What just happened? Hearing people warn about the danger that generative AI presents to the global job market is concerning enough, but it's especially worrying when these ominous predictions come from those behind the technology. Dario Amodei, CEO of Anthropic, believes that AI could wipe out about half of all entry-level white-collar jobs in the next five years, leading to unemployment spikes up to 20%.
Amodei made his comments during an interview with Axios. He said that AI companies and the government needed to stop "sugar-coating" the potential mass elimination of jobs across technology, finance, law, consulting and other white-collar professions, with entry-level jobs most at risk.

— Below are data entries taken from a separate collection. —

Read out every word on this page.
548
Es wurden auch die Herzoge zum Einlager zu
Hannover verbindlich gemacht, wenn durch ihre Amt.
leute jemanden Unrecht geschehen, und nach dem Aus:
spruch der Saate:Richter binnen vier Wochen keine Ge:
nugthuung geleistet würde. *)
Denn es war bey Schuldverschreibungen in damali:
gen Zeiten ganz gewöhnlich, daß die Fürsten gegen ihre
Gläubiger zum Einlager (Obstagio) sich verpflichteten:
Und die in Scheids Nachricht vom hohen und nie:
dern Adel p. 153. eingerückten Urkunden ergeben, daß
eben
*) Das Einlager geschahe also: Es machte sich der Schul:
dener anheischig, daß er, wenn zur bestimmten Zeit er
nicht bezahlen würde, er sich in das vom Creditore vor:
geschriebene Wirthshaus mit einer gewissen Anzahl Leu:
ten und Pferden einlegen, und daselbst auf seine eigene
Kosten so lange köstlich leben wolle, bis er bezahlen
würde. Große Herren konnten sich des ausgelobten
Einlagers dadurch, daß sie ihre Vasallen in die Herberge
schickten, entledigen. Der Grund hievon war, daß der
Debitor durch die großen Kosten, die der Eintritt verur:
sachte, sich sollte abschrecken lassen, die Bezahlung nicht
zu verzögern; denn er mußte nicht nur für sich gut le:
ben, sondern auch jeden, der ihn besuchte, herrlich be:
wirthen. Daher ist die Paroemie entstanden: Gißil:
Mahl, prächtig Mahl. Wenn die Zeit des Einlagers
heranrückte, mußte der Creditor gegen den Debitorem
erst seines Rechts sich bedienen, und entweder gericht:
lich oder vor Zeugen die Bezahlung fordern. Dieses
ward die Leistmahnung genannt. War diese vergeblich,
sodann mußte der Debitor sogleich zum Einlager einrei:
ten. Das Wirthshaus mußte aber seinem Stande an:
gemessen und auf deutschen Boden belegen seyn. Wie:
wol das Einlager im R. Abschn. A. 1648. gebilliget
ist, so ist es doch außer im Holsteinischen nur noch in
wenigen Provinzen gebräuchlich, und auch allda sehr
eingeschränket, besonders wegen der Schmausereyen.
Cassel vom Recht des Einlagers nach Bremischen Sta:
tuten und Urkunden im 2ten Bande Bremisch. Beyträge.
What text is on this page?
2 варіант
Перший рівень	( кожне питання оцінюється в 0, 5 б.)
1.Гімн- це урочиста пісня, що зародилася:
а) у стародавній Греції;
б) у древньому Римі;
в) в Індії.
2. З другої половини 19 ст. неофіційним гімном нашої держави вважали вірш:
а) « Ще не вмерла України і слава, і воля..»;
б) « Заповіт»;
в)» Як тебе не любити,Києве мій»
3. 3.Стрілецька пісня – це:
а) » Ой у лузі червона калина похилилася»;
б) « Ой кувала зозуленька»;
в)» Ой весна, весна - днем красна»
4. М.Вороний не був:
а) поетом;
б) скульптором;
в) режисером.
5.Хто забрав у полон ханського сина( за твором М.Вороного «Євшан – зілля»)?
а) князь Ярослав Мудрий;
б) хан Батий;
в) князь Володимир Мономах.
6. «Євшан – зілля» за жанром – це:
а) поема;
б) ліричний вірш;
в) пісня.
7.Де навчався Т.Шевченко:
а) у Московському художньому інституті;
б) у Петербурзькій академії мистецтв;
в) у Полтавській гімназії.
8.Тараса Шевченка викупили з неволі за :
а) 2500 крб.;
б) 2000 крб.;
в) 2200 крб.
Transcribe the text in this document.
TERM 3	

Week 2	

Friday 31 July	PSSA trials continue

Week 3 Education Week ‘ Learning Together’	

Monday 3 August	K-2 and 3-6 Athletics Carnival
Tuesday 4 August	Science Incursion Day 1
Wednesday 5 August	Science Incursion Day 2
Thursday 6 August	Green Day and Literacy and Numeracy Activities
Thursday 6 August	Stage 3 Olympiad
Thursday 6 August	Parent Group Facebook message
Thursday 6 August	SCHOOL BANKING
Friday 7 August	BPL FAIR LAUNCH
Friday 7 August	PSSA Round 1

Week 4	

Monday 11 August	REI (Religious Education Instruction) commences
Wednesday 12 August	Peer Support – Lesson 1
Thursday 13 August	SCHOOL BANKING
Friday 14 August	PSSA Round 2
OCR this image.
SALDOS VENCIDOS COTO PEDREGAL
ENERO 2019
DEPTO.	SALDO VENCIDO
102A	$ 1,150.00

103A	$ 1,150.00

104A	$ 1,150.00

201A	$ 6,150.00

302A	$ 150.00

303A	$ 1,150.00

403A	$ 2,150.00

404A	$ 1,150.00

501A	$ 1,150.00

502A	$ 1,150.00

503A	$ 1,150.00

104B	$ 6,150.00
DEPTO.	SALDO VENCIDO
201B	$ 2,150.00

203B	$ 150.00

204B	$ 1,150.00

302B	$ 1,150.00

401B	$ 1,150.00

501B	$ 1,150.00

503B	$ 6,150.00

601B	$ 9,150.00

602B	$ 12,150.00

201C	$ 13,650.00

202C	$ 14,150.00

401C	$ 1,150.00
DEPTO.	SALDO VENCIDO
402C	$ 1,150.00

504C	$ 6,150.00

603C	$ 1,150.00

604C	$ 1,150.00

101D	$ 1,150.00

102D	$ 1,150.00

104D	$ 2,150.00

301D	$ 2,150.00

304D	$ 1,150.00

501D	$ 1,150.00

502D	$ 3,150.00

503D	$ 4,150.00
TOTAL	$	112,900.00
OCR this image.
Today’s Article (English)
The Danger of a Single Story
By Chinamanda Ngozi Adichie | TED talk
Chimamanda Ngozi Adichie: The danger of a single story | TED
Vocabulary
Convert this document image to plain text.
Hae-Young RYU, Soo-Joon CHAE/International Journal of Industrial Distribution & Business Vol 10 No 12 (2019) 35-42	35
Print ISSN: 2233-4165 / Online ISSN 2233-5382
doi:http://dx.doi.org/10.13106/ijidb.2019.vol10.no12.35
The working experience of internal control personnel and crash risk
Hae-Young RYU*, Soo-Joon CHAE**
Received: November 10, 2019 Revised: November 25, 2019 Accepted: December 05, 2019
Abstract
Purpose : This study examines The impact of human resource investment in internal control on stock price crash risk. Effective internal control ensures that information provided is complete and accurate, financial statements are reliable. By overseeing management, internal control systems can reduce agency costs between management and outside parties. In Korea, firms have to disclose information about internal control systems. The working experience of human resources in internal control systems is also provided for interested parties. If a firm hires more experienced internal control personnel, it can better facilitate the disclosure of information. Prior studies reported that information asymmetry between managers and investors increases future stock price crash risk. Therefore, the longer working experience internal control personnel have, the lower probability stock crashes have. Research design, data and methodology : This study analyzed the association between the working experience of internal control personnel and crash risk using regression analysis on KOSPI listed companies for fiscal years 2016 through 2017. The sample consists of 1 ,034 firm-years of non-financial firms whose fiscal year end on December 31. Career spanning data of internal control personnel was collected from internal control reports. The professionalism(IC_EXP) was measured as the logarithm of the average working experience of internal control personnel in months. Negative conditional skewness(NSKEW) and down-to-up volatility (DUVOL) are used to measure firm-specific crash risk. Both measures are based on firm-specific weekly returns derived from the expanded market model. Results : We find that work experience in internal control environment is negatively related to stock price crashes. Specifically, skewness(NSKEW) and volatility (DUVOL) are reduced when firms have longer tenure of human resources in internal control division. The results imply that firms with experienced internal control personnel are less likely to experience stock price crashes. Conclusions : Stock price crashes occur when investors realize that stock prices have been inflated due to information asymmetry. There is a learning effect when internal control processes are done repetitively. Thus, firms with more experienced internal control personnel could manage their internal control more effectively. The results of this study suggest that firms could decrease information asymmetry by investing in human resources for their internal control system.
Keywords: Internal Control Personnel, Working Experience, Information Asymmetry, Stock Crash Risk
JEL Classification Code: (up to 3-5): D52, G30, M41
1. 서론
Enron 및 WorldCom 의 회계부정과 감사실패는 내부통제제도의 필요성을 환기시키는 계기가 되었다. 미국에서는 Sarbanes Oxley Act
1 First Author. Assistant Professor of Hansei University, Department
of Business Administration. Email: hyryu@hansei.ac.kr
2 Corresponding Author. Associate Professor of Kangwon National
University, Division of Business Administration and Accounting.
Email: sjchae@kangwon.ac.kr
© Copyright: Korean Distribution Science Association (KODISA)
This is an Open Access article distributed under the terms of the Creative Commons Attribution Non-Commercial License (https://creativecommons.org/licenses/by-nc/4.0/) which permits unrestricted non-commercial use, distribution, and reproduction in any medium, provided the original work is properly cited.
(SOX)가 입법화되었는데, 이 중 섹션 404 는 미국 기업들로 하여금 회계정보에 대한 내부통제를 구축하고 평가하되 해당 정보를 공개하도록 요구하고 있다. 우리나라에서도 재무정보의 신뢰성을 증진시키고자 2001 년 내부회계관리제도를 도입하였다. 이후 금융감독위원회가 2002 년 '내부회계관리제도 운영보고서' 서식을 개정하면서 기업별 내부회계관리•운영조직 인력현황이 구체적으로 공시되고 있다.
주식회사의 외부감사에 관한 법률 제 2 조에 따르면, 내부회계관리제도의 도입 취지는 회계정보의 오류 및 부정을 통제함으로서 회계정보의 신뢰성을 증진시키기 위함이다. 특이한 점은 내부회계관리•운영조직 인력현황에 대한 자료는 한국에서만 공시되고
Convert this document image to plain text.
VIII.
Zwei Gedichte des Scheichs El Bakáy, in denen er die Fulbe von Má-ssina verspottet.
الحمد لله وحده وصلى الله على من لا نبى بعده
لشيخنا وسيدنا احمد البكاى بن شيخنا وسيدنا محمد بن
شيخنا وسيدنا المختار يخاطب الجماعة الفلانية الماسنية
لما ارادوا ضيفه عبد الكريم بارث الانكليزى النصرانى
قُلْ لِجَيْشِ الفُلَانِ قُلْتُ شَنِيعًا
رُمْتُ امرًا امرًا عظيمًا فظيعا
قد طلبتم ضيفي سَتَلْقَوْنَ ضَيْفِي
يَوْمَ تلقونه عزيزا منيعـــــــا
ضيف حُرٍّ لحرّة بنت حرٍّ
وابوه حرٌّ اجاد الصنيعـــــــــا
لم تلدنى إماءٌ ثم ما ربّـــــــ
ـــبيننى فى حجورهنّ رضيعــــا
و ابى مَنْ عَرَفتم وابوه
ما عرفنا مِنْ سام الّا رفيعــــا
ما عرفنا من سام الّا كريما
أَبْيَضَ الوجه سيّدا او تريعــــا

Amodei said he was making this warning public in the hope that the government and other AI giants such as OpenAI will start preparing ways to protect the nation from a situation that could get out of hand.
"Most of them are unaware that this is about to happen," Amodei said. "It sounds crazy, and people just don't believe it."
The CEO's comments are backed up by reports into the state of the jobs market. The US IT job market declined for the second year in a row in 2024. There was also a report from SignalFire that found Big Tech's hiring of new graduates is down by over 50% compared to the pre-pandemic levels of 2019. Startups, meanwhile, have seen their hiring of new grads fall by over 30% during the same period.
We're also seeing huge layoffs across multiple tech companies, a large part of which can be attributed to AI replacing workers' duties.
The one bit of good news for workers is that some firms, including Klarna and Duolingo, are finding that the subpar performance of these bots and the public's negative feelings toward their use are forcing companies to start hiring humans again.
Amodei's Anthropic AI firm is playing its own part in all this, of course. The company's latest Claude 4 AI model can code at a proficiency level close to that of humans – it's also very good at lying and blackmail.
"We, as the producers of this technology, have a duty and an obligation to be honest about what is coming," Amodei said. "I don't think this is on people's radar."
The AI arms race in this billion-dollar industry is resulting in LLMs improving all the time. And with the US in a battle to stay ahead of China, regulation is rarely high on the government's agenda.
AI companies tend to claim that the technology will augment jobs, helping people become more productive. That might be true right now, but it won't be long before the systems are able to replace the people they are helping.
Amodei says the first step in addressing the problem is to make people more aware of what jobs are vulnerable to AI replacement. Helping workers better understand how AI can augment their jobs could also mitigate job losses, as would more government action. Or there's always OpenAI CEO Sam Altman's solution: universal basic income, though that will come with plenty of issues of its own.